A potential big problem with placebo tests in econometrics: they’re subject to the “difference between significant and non-significant is not itself statistically significant” issue

In econometrics, or applied economics, a “placebo test” is not a comparison of a drug to a sugar pill. Rather, it’s a sort of conceptual placebo, in which you repeat your analysis using a different dataset, or a different part of your dataset, where no intervention occurred.

For example, if you’re performing some analysis studying the effect of some intervention on outcomes during the following year, you run a placebo test by redoing the analysis but choosing a year in which no intervention was done. Or you redo the analysis but choosing an outcome that should be unrelated to the intervention being studied.

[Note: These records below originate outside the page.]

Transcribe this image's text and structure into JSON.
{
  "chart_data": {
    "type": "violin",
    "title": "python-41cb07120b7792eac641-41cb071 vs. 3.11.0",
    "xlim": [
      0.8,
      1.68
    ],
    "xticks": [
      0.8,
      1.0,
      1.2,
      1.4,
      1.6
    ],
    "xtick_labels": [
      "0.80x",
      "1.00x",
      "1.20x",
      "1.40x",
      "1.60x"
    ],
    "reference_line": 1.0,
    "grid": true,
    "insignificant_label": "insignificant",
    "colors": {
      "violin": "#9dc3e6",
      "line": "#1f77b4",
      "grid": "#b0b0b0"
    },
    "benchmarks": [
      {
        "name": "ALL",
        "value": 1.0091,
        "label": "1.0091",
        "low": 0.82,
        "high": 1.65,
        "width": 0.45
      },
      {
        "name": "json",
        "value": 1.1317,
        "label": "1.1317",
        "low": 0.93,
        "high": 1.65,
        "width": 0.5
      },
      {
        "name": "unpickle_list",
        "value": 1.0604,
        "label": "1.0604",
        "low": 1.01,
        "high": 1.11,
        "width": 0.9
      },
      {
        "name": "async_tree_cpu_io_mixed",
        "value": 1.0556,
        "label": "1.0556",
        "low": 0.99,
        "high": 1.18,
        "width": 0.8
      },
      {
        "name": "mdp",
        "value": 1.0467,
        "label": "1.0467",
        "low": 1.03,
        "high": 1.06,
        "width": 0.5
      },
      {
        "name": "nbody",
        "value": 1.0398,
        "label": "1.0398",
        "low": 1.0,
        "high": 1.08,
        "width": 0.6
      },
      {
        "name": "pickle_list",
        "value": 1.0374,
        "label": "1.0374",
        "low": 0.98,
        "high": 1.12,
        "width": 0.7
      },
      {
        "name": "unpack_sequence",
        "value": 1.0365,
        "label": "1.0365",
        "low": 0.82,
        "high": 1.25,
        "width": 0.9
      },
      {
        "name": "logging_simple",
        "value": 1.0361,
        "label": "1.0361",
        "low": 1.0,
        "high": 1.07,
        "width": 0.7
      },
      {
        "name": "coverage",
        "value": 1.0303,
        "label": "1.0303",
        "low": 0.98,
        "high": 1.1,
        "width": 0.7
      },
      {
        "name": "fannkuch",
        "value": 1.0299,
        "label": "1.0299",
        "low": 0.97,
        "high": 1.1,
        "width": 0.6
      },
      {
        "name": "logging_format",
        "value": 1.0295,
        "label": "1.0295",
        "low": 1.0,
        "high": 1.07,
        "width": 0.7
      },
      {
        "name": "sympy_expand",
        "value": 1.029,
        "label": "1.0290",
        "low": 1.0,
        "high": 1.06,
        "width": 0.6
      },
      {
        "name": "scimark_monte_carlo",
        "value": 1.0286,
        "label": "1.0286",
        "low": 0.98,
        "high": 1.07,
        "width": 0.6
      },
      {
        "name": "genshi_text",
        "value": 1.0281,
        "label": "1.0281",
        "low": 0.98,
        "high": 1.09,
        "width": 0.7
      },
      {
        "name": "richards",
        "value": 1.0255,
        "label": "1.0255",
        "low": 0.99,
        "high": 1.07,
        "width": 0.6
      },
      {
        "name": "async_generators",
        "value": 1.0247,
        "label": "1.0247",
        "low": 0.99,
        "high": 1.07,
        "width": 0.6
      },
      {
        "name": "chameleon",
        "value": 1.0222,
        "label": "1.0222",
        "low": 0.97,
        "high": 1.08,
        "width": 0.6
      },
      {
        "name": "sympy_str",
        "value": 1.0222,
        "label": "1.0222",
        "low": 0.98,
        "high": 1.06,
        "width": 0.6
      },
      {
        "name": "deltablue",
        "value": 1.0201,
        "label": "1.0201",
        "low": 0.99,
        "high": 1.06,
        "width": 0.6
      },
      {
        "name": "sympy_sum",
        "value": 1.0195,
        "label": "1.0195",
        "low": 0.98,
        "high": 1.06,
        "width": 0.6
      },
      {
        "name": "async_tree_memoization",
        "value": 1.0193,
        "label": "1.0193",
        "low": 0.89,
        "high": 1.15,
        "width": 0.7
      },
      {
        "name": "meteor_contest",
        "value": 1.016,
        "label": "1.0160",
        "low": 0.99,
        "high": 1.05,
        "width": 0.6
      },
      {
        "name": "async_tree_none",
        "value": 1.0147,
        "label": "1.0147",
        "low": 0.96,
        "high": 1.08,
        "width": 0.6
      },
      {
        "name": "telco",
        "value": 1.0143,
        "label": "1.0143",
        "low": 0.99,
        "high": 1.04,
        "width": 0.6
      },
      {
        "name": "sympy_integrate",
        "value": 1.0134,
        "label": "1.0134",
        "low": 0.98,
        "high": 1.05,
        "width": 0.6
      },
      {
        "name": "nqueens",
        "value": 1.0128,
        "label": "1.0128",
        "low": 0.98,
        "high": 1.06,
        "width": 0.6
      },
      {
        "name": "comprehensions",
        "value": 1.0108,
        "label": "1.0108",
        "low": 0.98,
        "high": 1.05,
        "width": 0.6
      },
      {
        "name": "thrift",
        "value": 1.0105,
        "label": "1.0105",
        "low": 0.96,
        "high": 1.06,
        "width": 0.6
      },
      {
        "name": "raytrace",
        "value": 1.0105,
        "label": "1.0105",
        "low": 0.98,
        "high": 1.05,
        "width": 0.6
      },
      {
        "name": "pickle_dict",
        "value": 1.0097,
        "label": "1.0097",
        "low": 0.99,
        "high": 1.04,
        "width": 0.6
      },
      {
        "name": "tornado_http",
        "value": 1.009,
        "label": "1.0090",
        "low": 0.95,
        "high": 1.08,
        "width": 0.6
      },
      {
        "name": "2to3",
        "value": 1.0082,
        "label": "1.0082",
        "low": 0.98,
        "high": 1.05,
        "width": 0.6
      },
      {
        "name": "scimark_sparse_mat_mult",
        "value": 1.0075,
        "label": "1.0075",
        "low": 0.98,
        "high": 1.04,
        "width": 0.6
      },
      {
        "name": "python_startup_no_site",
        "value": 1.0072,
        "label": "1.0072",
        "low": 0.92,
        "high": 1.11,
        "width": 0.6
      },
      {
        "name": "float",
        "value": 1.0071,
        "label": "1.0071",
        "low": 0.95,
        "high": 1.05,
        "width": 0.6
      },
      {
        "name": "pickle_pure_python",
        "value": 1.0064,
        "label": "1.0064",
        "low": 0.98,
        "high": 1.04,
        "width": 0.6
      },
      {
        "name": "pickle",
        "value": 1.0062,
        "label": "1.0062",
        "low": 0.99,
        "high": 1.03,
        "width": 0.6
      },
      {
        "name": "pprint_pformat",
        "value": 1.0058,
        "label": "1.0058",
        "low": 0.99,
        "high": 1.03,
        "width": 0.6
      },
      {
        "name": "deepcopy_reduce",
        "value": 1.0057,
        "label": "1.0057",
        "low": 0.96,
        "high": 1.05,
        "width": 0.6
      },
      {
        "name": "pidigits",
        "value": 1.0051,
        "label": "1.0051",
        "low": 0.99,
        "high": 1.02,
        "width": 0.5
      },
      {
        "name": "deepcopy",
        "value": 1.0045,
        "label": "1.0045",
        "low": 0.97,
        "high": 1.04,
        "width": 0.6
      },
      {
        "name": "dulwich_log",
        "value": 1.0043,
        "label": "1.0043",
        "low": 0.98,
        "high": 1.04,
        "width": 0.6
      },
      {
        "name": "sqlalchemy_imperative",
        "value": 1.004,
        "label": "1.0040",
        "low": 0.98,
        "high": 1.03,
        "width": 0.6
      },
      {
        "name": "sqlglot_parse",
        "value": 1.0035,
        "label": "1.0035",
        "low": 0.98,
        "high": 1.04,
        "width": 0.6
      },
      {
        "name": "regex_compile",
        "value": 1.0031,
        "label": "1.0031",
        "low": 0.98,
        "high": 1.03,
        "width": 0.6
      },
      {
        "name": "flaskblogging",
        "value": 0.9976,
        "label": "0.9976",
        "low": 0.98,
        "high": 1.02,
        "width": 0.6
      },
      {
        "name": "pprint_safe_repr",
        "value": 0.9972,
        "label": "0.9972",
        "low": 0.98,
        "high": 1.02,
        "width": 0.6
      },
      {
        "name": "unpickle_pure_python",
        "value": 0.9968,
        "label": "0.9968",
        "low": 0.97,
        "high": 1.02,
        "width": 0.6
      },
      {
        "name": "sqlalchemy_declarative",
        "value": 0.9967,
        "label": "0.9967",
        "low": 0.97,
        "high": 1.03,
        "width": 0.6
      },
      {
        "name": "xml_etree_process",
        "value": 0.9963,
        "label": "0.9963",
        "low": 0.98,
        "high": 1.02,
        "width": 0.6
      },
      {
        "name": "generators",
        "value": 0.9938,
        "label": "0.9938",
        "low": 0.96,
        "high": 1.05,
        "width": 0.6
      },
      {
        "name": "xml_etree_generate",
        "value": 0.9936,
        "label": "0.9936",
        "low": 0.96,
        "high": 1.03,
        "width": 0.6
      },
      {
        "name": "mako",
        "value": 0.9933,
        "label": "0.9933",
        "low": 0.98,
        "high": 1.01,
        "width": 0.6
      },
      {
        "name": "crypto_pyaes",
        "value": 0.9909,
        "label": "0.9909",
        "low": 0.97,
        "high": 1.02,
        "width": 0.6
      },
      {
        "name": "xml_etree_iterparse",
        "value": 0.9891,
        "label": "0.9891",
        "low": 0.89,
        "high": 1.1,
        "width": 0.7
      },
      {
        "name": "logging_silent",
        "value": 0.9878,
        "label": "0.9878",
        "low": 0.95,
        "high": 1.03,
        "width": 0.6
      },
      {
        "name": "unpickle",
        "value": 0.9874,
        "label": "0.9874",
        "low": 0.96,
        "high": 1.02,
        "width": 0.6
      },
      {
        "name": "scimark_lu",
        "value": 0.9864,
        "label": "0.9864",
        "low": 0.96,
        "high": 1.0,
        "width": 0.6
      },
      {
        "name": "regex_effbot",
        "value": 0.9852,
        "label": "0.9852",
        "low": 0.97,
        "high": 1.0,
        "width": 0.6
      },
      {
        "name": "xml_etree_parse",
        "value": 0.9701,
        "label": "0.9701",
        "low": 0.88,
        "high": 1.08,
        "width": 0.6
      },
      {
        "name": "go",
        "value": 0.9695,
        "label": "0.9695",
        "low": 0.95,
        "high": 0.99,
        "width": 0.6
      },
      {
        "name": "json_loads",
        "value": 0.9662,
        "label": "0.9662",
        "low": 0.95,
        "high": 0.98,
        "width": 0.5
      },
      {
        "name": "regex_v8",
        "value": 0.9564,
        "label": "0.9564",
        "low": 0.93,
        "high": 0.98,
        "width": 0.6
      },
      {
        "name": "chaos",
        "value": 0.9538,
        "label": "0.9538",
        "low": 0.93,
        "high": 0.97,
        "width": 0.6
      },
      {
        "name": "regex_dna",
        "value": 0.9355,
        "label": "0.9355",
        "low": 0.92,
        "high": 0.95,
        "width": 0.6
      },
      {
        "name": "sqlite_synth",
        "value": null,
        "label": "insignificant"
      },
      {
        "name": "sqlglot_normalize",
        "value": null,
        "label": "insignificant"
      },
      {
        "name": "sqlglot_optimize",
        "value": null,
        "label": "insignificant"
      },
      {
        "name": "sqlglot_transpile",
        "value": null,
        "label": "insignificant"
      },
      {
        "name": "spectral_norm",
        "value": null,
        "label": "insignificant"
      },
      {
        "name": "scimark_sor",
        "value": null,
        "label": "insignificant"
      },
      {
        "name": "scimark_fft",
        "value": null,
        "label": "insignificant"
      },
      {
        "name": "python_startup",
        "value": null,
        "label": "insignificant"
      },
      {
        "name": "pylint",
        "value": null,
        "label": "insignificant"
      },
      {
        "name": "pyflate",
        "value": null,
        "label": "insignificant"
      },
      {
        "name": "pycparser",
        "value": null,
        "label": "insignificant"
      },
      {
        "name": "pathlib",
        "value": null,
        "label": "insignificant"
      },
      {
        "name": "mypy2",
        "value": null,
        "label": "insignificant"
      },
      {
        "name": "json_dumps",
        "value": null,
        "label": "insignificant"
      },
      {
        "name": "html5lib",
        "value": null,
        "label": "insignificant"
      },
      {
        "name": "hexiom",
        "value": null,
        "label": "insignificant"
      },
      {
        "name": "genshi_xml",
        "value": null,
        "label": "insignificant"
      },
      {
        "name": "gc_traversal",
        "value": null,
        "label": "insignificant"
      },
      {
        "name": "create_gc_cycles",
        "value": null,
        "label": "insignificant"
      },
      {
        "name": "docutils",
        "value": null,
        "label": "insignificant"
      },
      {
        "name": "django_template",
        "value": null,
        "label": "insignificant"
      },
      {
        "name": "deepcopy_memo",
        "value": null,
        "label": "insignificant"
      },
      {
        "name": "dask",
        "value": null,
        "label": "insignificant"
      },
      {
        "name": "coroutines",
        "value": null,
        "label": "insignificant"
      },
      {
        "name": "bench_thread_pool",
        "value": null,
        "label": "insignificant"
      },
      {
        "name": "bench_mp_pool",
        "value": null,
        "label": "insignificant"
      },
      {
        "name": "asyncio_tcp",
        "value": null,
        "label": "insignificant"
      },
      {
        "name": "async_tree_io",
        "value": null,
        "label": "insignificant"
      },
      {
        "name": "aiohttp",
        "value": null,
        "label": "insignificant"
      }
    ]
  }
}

Ummm, what’s a precise definition? I can’t find anything on wikipedia, and I can’t find “placebo” in Mostly Harmless Econometrics . . . hmmm, let me google a bit more . . . OK, here’s something:

A placebo test involves demonstrating that your effect does not exist when it “should not” exist.

That’s about right.

The problem comes in how the idea is applied. What I often see is the following: In the mean analysis the key finding is statistically significant, hence publishable and treated as real. Then the placebo controls show nothing statistically significant, they just look like noise, and the researcher concludes that the main model is fine. But if the researcher is not careful, this process runs into the “difference between significant and non-significant is not itself statistically significant” issue.

I don’t have any easy answers here, in part because placebo tests are often imprecise, in that there are various ways in which correlations between the “placebo treatment” and the outcome, or between the treatment and the “placebo outcome” can leak into the data. Hence a positive “placebo effect” does not necessarily invalidate a causal finding, and one would typically not expect the true “placebo effect” to be zero anyway—that is, with a large enough sample size, one would expect to reject the null hypothesis on the placebo. But in any case I think there are serious problems with the standard practice in which the researcher hopes to not reject the placebo and then take this as evidence supporting the favored theory.

P.S. The above cat doesn’t care at all about the placebo effect. Not one bit.